Clean Wisconsin: Manure spreading protections on the right track

FOR IMMEDIATE RELEASE: Thursday, January 112018
Contacts: Scott Laeser, Clean Wisconsin, 608-251-7020 ext. 13 (office) or slaeser@cleanwisconsin.org

Manure spreading protections on the right track

NR 151 the first step of many needed to fix drinking water contamination in Northeast WI

MADISON, WI —The manure spreading rule announced by the Department of Natural Resources (DNR) moves the state in the right direction to begin addressing the drinking water contamination crisis in Northeast Wisconsin, especially in Kewaunee County, where over one-third of tested private wells were found to contain bacteria and/or nitrate pollution.

“These protections are an important step to address the drinking water problem in Northeast Wisconsin, and they move us in the right direction toward ensuring families can drink the water from their taps,” said Scott Laeser, Water Program Director for Clean Wisconsin. “The state will need to commit to other actions to fully address this ongoing issue, but these protections lay out steps that can help reduce drinking water contamination.”

The rule, Natural Resources 151, gives direction as to where, when, and how farmers can spread manure on fields in Northeast Wisconsin, where the porous bedrock and shallow soils make groundwater and surface waters vulnerable to runoff pollution from manure.

The Natural Resources Board has announced it will take up the rule for approval at the January 24 meeting in Madison.
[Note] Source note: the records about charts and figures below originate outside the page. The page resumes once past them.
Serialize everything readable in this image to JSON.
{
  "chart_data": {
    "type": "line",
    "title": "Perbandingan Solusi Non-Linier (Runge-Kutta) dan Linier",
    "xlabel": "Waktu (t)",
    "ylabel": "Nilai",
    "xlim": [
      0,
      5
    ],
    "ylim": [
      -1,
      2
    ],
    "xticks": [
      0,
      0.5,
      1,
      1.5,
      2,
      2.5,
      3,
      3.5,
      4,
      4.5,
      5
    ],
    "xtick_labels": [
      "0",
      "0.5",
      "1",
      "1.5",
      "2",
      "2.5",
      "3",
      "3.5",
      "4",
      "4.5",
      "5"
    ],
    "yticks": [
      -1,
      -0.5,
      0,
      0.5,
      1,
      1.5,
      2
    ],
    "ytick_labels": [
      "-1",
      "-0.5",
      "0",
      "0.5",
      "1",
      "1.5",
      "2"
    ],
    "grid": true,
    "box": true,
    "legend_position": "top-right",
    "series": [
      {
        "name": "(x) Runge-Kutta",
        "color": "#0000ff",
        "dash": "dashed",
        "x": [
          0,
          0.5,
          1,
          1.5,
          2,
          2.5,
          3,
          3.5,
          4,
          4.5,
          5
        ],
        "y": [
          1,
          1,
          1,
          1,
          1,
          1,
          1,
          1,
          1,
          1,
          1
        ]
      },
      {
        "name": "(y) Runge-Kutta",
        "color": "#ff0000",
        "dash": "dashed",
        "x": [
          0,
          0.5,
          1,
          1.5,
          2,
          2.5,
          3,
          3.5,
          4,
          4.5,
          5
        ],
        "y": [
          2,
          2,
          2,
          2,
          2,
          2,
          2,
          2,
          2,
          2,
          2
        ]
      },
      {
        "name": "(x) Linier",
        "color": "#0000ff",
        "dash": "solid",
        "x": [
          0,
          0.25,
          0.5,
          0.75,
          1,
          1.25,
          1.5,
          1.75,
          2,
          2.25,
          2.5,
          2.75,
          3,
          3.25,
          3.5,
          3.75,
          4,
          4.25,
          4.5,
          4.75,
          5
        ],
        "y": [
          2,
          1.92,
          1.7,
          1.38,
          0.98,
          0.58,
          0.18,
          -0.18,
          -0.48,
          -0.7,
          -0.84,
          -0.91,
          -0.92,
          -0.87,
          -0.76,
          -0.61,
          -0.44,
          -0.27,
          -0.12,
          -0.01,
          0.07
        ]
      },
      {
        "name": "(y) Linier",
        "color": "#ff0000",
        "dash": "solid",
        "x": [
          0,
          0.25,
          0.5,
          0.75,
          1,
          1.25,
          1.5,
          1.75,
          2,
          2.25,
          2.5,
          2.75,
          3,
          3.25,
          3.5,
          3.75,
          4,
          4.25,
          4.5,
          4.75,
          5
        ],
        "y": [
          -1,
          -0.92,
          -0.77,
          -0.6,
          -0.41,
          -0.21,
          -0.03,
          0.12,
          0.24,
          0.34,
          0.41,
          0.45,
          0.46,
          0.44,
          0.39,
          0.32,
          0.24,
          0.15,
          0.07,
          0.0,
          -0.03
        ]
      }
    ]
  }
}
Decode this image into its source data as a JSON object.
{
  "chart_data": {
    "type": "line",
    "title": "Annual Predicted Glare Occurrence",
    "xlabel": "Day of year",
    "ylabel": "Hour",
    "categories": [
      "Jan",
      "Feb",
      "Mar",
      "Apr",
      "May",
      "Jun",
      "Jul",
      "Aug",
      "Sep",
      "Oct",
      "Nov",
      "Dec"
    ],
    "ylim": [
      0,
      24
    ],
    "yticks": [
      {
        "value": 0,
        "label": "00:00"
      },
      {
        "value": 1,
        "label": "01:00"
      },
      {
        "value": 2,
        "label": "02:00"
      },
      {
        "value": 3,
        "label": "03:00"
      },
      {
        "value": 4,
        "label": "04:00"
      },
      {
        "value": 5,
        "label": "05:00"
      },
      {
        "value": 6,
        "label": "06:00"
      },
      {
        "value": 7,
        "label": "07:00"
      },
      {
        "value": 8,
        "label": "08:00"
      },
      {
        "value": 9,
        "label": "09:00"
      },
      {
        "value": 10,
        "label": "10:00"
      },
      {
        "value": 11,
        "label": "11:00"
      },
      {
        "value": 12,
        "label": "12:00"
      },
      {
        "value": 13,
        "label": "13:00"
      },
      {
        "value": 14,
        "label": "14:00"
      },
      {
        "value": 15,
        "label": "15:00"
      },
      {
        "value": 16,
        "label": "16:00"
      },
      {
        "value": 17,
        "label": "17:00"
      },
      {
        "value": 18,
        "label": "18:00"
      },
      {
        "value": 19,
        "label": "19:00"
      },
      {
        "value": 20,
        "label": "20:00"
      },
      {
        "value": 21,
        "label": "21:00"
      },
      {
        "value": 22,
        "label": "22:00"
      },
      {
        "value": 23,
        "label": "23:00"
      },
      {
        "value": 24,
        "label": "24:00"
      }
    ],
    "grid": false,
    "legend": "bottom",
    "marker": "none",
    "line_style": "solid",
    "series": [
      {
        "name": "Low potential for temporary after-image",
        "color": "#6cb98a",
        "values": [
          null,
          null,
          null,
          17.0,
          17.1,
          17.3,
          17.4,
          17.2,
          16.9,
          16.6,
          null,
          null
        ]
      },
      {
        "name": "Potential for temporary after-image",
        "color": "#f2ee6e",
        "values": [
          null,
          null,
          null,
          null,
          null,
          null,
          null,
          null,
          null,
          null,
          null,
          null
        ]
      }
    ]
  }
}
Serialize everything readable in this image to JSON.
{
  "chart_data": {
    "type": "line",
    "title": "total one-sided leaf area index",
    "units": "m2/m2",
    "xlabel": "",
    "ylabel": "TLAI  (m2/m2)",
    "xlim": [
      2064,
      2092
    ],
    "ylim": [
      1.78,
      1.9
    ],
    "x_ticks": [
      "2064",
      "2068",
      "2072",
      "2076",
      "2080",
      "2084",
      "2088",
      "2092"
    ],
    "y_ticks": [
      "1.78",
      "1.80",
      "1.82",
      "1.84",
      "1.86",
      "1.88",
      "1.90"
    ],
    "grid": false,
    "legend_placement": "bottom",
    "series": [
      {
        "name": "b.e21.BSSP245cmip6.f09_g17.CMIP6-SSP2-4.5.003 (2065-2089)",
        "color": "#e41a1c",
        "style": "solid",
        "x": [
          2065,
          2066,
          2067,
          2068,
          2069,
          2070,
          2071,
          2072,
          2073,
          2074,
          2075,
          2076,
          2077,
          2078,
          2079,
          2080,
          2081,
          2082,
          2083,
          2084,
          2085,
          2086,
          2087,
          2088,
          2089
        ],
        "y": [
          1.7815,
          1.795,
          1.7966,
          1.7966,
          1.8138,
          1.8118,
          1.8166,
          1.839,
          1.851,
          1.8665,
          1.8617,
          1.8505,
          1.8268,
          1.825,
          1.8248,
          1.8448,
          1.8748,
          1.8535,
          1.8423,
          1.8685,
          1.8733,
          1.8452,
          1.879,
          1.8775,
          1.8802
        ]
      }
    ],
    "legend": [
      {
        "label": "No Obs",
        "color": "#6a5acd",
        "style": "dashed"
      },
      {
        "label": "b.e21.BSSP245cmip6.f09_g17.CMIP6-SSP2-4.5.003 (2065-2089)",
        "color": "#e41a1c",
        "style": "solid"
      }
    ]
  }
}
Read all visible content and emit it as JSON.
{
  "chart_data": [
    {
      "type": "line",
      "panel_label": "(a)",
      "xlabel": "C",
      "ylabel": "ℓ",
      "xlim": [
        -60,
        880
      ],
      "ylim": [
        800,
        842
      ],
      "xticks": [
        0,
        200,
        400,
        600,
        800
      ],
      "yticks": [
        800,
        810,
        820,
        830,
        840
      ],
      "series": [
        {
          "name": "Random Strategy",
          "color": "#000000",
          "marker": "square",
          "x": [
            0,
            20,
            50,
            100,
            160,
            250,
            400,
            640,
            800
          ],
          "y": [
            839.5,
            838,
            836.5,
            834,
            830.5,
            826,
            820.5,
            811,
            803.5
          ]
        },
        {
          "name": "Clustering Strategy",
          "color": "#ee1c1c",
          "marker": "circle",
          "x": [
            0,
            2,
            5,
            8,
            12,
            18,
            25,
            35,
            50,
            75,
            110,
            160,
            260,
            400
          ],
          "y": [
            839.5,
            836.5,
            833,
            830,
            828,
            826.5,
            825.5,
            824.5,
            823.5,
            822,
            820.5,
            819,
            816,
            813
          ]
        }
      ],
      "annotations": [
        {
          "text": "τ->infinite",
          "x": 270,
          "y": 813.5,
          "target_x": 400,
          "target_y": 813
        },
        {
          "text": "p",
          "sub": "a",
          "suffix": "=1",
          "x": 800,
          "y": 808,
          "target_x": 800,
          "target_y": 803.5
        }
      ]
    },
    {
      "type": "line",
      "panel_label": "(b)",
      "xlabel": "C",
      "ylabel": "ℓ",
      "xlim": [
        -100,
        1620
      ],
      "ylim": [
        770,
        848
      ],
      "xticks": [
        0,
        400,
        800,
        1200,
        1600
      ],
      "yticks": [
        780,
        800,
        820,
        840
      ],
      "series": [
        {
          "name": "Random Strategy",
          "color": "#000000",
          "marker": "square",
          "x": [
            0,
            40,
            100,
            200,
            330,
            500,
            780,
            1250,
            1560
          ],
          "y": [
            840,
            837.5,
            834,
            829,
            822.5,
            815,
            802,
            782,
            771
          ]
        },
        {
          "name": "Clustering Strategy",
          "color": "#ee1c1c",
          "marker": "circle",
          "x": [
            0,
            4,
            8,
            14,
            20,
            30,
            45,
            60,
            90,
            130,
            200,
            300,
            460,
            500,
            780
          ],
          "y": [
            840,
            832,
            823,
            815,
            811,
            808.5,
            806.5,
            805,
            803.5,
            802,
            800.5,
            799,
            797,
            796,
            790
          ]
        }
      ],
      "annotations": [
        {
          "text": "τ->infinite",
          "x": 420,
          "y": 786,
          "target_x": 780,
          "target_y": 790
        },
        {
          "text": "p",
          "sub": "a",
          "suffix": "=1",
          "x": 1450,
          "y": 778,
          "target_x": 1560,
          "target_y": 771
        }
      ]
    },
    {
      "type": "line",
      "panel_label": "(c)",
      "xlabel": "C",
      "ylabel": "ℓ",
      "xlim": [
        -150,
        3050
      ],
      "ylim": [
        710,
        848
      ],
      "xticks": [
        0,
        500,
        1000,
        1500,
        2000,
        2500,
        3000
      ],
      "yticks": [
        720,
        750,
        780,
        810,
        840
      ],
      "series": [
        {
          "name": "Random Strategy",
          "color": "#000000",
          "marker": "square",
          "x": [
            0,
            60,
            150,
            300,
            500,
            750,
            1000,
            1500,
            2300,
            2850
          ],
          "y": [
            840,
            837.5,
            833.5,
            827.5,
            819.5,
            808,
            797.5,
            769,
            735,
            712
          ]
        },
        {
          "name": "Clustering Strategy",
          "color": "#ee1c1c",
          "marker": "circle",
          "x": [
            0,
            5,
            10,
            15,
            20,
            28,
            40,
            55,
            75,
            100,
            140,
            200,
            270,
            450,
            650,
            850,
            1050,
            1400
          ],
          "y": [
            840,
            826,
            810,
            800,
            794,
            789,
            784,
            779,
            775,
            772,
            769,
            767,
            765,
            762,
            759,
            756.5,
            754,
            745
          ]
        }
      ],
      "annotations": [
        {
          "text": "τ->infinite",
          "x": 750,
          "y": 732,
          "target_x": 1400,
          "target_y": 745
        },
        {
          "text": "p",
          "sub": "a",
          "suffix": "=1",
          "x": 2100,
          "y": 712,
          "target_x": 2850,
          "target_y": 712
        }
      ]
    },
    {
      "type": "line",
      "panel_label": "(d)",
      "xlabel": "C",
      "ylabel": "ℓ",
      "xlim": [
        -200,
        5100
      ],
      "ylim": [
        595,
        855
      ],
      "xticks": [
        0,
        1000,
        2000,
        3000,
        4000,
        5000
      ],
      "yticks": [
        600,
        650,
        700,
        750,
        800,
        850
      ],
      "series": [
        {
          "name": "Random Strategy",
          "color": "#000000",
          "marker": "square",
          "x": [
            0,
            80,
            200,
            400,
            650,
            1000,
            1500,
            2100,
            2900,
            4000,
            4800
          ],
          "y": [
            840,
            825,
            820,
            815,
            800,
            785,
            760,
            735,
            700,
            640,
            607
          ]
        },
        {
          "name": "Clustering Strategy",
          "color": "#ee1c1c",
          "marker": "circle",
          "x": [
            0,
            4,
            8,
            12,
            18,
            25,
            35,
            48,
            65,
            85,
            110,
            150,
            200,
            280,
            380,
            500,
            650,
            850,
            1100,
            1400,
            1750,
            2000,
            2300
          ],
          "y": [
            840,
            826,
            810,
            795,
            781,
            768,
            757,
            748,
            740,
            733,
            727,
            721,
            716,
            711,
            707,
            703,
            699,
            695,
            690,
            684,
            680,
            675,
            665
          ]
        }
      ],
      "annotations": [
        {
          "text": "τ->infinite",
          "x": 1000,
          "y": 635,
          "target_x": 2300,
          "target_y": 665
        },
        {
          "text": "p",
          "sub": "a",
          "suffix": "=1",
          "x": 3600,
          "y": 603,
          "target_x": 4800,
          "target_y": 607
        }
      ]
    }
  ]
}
Members of the public are encouraged to attend and testify in support of the rule.

While the additional protections will apply to vulnerable landscapes in Northeast Wisconsin, other areas of the state, like Southwest and Western Wisconsin, which also have porous bedrock, will not receive additional protections, leaving many in the state vulnerable to drinking water contamination from livestock pollution.

“This is a great start, but it’s just that: a start,” said Laeser. “We applaud the hard work of the DNR and many stakeholders and citizens to take a critical look at this problem in Northeast Wisconsin. We look forward to future discussions about how we can continue on a path toward cleaning drinking water for all Wisconsinites.”